McCormack, who became bishop of New Hampshire in 1998, has been dogged for nearly a year by accusations that he failed to protect children from sexually abusive priests while he served in the Archdiocese of Boston as a top deputy to Cardinal Bernard Law from 1984 to 1994. Law resigned as archbishop on Friday.
Last week, McCormack averted unprecedented criminal charges against the diocese of endangering children by moving abusive priests from parish to parish. As part of an agreement with state prosecutors, McCormack acknowledged that the church had harmed children by such moves.
However, McCormack tempered the remark by adding that the best way he can help alleged victims is “to serve and lead the church in New Hampshire well.”
The Rev. Edward Arsenault, chancellor of the diocese, said Sunday that McCormack has no plans to step down.
Roughly 350 people who attended the morning Mass gave McCormack a standing ovation at the close of his opening remarks.
McCormack apologized again Sunday to the alleged victims of abuse but also criticized the attention paid to scandal, calling it a “bizarre interest in the details of these horrible acts which repulse us.”
McCormack was expected to be questioned in civil lawsuits Monday in Massachusetts, where he also has been subpoenaed in a grand jury criminal investigation in that state involving the church scandal.

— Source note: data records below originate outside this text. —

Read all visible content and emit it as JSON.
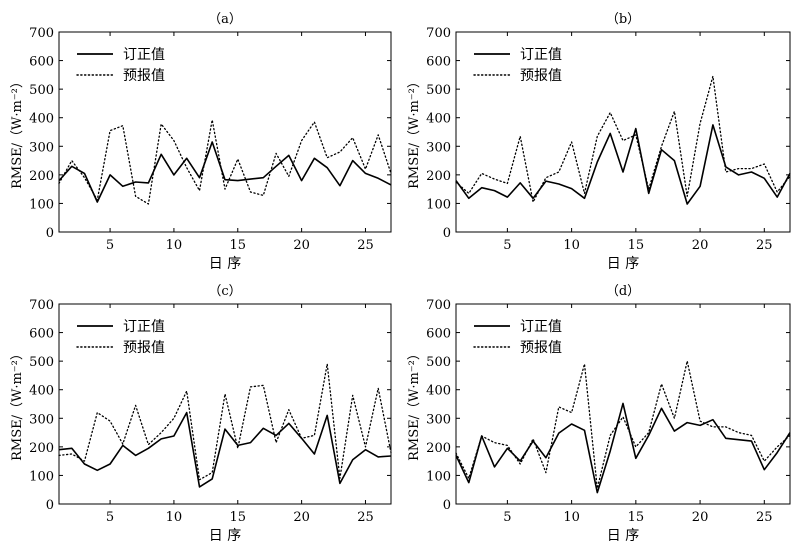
{
  "chart_data": [
    {
      "type": "line",
      "panel_label": "（a）",
      "xlabel": "日 序",
      "ylabel": "RMSE/（W·m⁻²）",
      "xlim": [
        1,
        27
      ],
      "ylim": [
        0,
        700
      ],
      "x_ticks": [
        5,
        10,
        15,
        20,
        25
      ],
      "y_ticks": [
        0,
        100,
        200,
        300,
        400,
        500,
        600,
        700
      ],
      "legend_position": "top-left",
      "x": [
        1,
        2,
        3,
        4,
        5,
        6,
        7,
        8,
        9,
        10,
        11,
        12,
        13,
        14,
        15,
        16,
        17,
        18,
        19,
        20,
        21,
        22,
        23,
        24,
        25,
        26,
        27
      ],
      "series": [
        {
          "name": "订正值",
          "style": "solid",
          "values": [
            180,
            230,
            205,
            105,
            200,
            160,
            175,
            172,
            272,
            200,
            258,
            190,
            315,
            183,
            180,
            185,
            190,
            230,
            268,
            180,
            258,
            225,
            162,
            250,
            205,
            188,
            165
          ]
        },
        {
          "name": "预报值",
          "style": "dotted",
          "values": [
            170,
            250,
            190,
            112,
            355,
            372,
            125,
            98,
            378,
            320,
            225,
            145,
            392,
            150,
            255,
            140,
            128,
            275,
            195,
            320,
            385,
            260,
            280,
            330,
            220,
            340,
            205
          ]
        }
      ]
    },
    {
      "type": "line",
      "panel_label": "（b）",
      "xlabel": "日 序",
      "ylabel": "RMSE/（W·m⁻²）",
      "xlim": [
        1,
        27
      ],
      "ylim": [
        0,
        700
      ],
      "x_ticks": [
        5,
        10,
        15,
        20,
        25
      ],
      "y_ticks": [
        0,
        100,
        200,
        300,
        400,
        500,
        600,
        700
      ],
      "legend_position": "top-left",
      "x": [
        1,
        2,
        3,
        4,
        5,
        6,
        7,
        8,
        9,
        10,
        11,
        12,
        13,
        14,
        15,
        16,
        17,
        18,
        19,
        20,
        21,
        22,
        23,
        24,
        25,
        26,
        27
      ],
      "series": [
        {
          "name": "订正值",
          "style": "solid",
          "values": [
            180,
            118,
            155,
            145,
            122,
            172,
            118,
            178,
            168,
            152,
            118,
            245,
            345,
            210,
            362,
            135,
            288,
            250,
            98,
            160,
            375,
            228,
            200,
            210,
            188,
            122,
            205
          ]
        },
        {
          "name": "预报值",
          "style": "dotted",
          "values": [
            175,
            135,
            205,
            185,
            170,
            335,
            105,
            190,
            210,
            315,
            135,
            335,
            418,
            320,
            340,
            150,
            300,
            422,
            125,
            380,
            545,
            210,
            222,
            222,
            238,
            140,
            195
          ]
        }
      ]
    },
    {
      "type": "line",
      "panel_label": "（c）",
      "xlabel": "日 序",
      "ylabel": "RMSE/（W·m⁻²）",
      "xlim": [
        1,
        27
      ],
      "ylim": [
        0,
        700
      ],
      "x_ticks": [
        5,
        10,
        15,
        20,
        25
      ],
      "y_ticks": [
        0,
        100,
        200,
        300,
        400,
        500,
        600,
        700
      ],
      "legend_position": "top-left",
      "x": [
        1,
        2,
        3,
        4,
        5,
        6,
        7,
        8,
        9,
        10,
        11,
        12,
        13,
        14,
        15,
        16,
        17,
        18,
        19,
        20,
        21,
        22,
        23,
        24,
        25,
        26,
        27
      ],
      "series": [
        {
          "name": "订正值",
          "style": "solid",
          "values": [
            190,
            195,
            140,
            118,
            140,
            205,
            170,
            195,
            228,
            238,
            320,
            60,
            88,
            262,
            205,
            215,
            265,
            240,
            282,
            230,
            175,
            310,
            72,
            155,
            190,
            165,
            168
          ]
        },
        {
          "name": "预报值",
          "style": "dotted",
          "values": [
            170,
            175,
            150,
            320,
            290,
            210,
            345,
            208,
            250,
            300,
            395,
            85,
            110,
            385,
            195,
            410,
            415,
            215,
            330,
            230,
            240,
            490,
            90,
            380,
            200,
            405,
            180
          ]
        }
      ]
    },
    {
      "type": "line",
      "panel_label": "（d）",
      "xlabel": "日 序",
      "ylabel": "RMSE/（W·m⁻²）",
      "xlim": [
        1,
        27
      ],
      "ylim": [
        0,
        700
      ],
      "x_ticks": [
        5,
        10,
        15,
        20,
        25
      ],
      "y_ticks": [
        0,
        100,
        200,
        300,
        400,
        500,
        600,
        700
      ],
      "legend_position": "top-left",
      "x": [
        1,
        2,
        3,
        4,
        5,
        6,
        7,
        8,
        9,
        10,
        11,
        12,
        13,
        14,
        15,
        16,
        17,
        18,
        19,
        20,
        21,
        22,
        23,
        24,
        25,
        26,
        27
      ],
      "series": [
        {
          "name": "订正值",
          "style": "solid",
          "values": [
            170,
            75,
            238,
            130,
            195,
            150,
            220,
            162,
            248,
            280,
            258,
            40,
            185,
            352,
            160,
            240,
            335,
            255,
            285,
            275,
            295,
            230,
            225,
            220,
            120,
            180,
            250
          ]
        },
        {
          "name": "预报值",
          "style": "dotted",
          "values": [
            178,
            90,
            238,
            215,
            205,
            140,
            228,
            110,
            340,
            320,
            490,
            55,
            240,
            305,
            200,
            250,
            420,
            300,
            500,
            290,
            270,
            270,
            250,
            240,
            150,
            200,
            240
          ]
        }
      ]
    }
  ]
}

In New York, priests in the Diocese of Brooklyn are hoping they will have some say in the replacement of their bishop, Thomas Daily, now that Law has resigned. Daily was an adviser to Law and was involved in the transfer of priests in the Boston Archdiocese who were accused of sexual abuse.
“As of today, we see all the more reason why the priests and laity should have input,” Msgr. John Powis of St. Barbara’s Church in Brooklyn, told Newsday for a story in Saturday editions.
In September, Daily submitted a retirement letter, a mandatory practice for bishops who turn 75. The pope must now decide whether to accept.